Whenever he opened the case in order to take out the binoculars or to put them away, the chief character would touch the parcel several times with a fingertip. Afterwards, he would roll the parcel between several fingertips, pressing and squeezing the cloth until he could feel some of the many crystals that were packed into the parcel. Whenever he merely touched the parcel, he seemed to be plumping a pillow that belonged on a bed in a bedroom on the upper storey of a doll’s house. After he had plumped the pillow, it would have been ready for placing on the single bed in the upper room in his mind so that the young female personage whose room it was could have lain to rest in the bed whenever it had pleased her to leave off looking out from her upper-storey window and to step across the room to her bed. If it had occurred to him that the usual occupants of a doll’s house were lifeless figurines, then he would have seen the female personage in his mind either as a character in a comic-strip in his mind or as the handiwork of a craftsman of genius who had equipped the personage and, perhaps, each of the other personages in the same house, with tiny clockwork or electric motors that enabled the personages to walk and to perform certain rudimentary movements. Whenever he fingered the granules inside the parcel, he seemed to be fingering beads of a substance that he knew as Irish horn.

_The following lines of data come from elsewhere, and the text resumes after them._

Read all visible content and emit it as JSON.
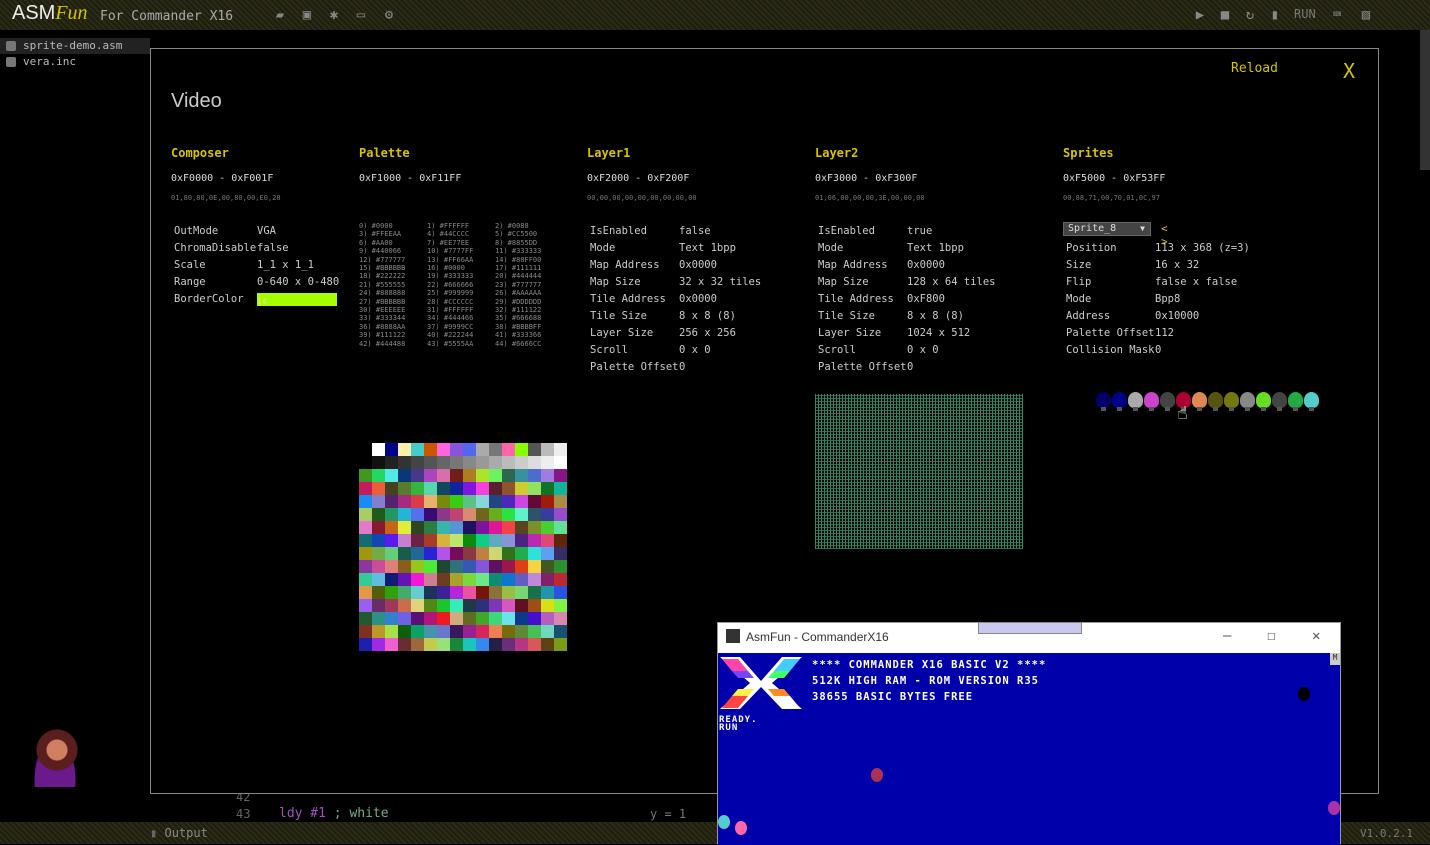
{
  "app": {
    "logo_main": "ASM",
    "logo_fun": "Fun",
    "subtitle": "For Commander X16",
    "run_label": "RUN",
    "version": "V1.0.2.1"
  },
  "toolbar_icons": [
    "folder-icon",
    "save-icon",
    "bug-icon",
    "monitor-icon",
    "gear-icon"
  ],
  "toolbar_right_icons": [
    "play-icon",
    "stop-icon",
    "refresh-icon",
    "memory-icon",
    "keyboard-icon",
    "image-icon"
  ],
  "files": [
    "sprite-demo.asm",
    "vera.inc"
  ],
  "editor": {
    "line_42": "42",
    "line_43": "43",
    "code": "ldy #1  ; white",
    "cursor_info": "y = 1"
  },
  "status": {
    "output_label": "Output"
  },
  "video": {
    "reload": "Reload",
    "close": "X",
    "title": "Video",
    "composer": {
      "title": "Composer",
      "range": "0xF0000 - 0xF001F",
      "bytes": "01,80,80,0E,00,80,00,E0,28",
      "props": [
        {
          "k": "OutMode",
          "v": "VGA"
        },
        {
          "k": "ChromaDisable",
          "v": "false"
        },
        {
          "k": "Scale",
          "v": "1_1 x 1_1"
        },
        {
          "k": "Range",
          "v": "0-640 x 0-480"
        },
        {
          "k": "BorderColor",
          "v": "14"
        }
      ]
    },
    "palette": {
      "title": "Palette",
      "range": "0xF1000 - 0xF11FF",
      "col1": [
        "0) #0000",
        "3) #FFEEAA",
        "6) #AA00",
        "9) #440066",
        "12) #777777",
        "15) #BBBBBB",
        "18) #222222",
        "21) #555555",
        "24) #888888",
        "27) #BBBBBB",
        "30) #EEEEEE",
        "33) #333344",
        "36) #8888AA",
        "39) #111122",
        "42) #444488"
      ],
      "col2": [
        "1) #FFFFFF",
        "4) #44CCCC",
        "7) #EE77EE",
        "10) #7777FF",
        "13) #FF66AA",
        "16) #0000",
        "19) #333333",
        "22) #666666",
        "25) #999999",
        "28) #CCCCCC",
        "31) #FFFFFF",
        "34) #444466",
        "37) #9999CC",
        "40) #222244",
        "43) #5555AA"
      ],
      "col3": [
        "2) #0088",
        "5) #CC5500",
        "8) #8855DD",
        "11) #333333",
        "14) #88FF00",
        "17) #111111",
        "20) #444444",
        "23) #777777",
        "26) #AAAAAA",
        "29) #DDDDDD",
        "32) #111122",
        "35) #666688",
        "38) #BBBBFF",
        "41) #333366",
        "44) #6666CC"
      ]
    },
    "layer1": {
      "title": "Layer1",
      "range": "0xF2000 - 0xF200F",
      "bytes": "00,00,00,00,00,00,00,00,00",
      "props": [
        {
          "k": "IsEnabled",
          "v": "false"
        },
        {
          "k": "Mode",
          "v": "Text 1bpp"
        },
        {
          "k": "Map Address",
          "v": "0x0000"
        },
        {
          "k": "Map Size",
          "v": "32 x 32 tiles"
        },
        {
          "k": "Tile Address",
          "v": "0x0000"
        },
        {
          "k": "Tile Size",
          "v": "8 x 8 (8)"
        },
        {
          "k": "Layer Size",
          "v": "256 x 256"
        },
        {
          "k": "Scroll",
          "v": "0 x 0"
        },
        {
          "k": "Palette Offset",
          "v": "0"
        }
      ]
    },
    "layer2": {
      "title": "Layer2",
      "range": "0xF3000 - 0xF300F",
      "bytes": "01,06,00,00,00,3E,00,00,00",
      "props": [
        {
          "k": "IsEnabled",
          "v": "true"
        },
        {
          "k": "Mode",
          "v": "Text 1bpp"
        },
        {
          "k": "Map Address",
          "v": "0x0000"
        },
        {
          "k": "Map Size",
          "v": "128 x 64 tiles"
        },
        {
          "k": "Tile Address",
          "v": "0xF800"
        },
        {
          "k": "Tile Size",
          "v": "8 x 8 (8)"
        },
        {
          "k": "Layer Size",
          "v": "1024 x 512"
        },
        {
          "k": "Scroll",
          "v": "0 x 0"
        },
        {
          "k": "Palette Offset",
          "v": "0"
        }
      ]
    },
    "sprites": {
      "title": "Sprites",
      "range": "0xF5000 - 0xF53FF",
      "bytes": "00,88,71,00,70,01,0C,97",
      "selected": "Sprite_8",
      "nav": "< >",
      "props": [
        {
          "k": "Position",
          "v": "113 x 368 (z=3)"
        },
        {
          "k": "Size",
          "v": "16 x 32"
        },
        {
          "k": "Flip",
          "v": "false x false"
        },
        {
          "k": "Mode",
          "v": "Bpp8"
        },
        {
          "k": "Address",
          "v": "0x10000"
        },
        {
          "k": "Palette Offset",
          "v": "112"
        },
        {
          "k": "Collision Mask",
          "v": "0"
        }
      ],
      "thumb_colors": [
        "#000066",
        "#000088",
        "#aaaaaa",
        "#cc44cc",
        "#444444",
        "#aa0033",
        "#dd8855",
        "#555511",
        "#777711",
        "#888888",
        "#66dd22",
        "#444444",
        "#22aa44",
        "#55cccc"
      ]
    }
  },
  "emulator": {
    "title": "AsmFun - CommanderX16",
    "min": "—",
    "max": "☐",
    "close": "✕",
    "line1": "**** COMMANDER X16 BASIC V2 ****",
    "line2": "512K HIGH RAM - ROM VERSION R35",
    "line3": "38655 BASIC BYTES FREE",
    "ready": "READY.",
    "run": "RUN",
    "scroll_mark": "M"
  }
}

Like many another earnest Catholic schoolboy during the 1940s, the chief character had carried in his pocket a set of rosary beads. Sometimes he passed the beads between his fingers while he murmured the collection of prayers known as the rosary. He understood that the beads themselves were no more than counters or markers and had no intrinsic spiritual value. However, he had once received as a present from his father’s youngest sister a set of beads somewhat different from any that he had previously owned or seen. A small cloth label attached to the beads stated that they were made from genuine Irish horn. The chief character did not know at the time, and never afterwards learned, what were the origins of Irish horn, whether genuine or imitation. But his not knowing as a boy what the beads were made from only added to their value in his estimation. He would have prized them for their appearance alone. Every bead differed, however slightly, from the next, if not in shape then in colour. If a bead was not distinguished by some bulge or concavity, then it was more richly tinted or less so than its neighbours. The fifty and more beads, when viewed from a distance, seemed predominantly blue-green, but hardly any bead, when he looked closely at it, could have been called either blue or green. In many a bead was a tint that he could not name, but this only pleased him the more. He would sometimes hold bead after bead between an eye and the light, hoping to see what he saw whenever he peered into certain of his glass marbles or into certain panels of coloured glass in the front doors of houses: a luminous other-world waiting to be populated by personages of his own devising; or, perhaps, a limpid medium, much less dangerous than water, through which he might have found his way towards places beneath rivers and lakes where characters from comic-strips or from poems watched over their female captives who might have been, after all, not dead but merely fast asleep.

The chief character took his binoculars to the upstairs flat on a few Friday evenings and Saturday evenings but got no benefit from them. He and his companions soon tired of keeping watch in the dark bathroom until the light might have been turned on in the young woman’s bedroom. Sometimes, when one or another young man had seemed to stay overlong in the bathroom, the others would suspect him of having sighted the young woman and kept her for himself alone, as it were. Once, when the chief character had stepped into the bathroom in order to urinate, the light had just then appeared in the young woman’s room. The chief character had picked up the binoculars from where they lay in readiness on the bathroom floor, but before he had brought them into focus the light had been turned off again.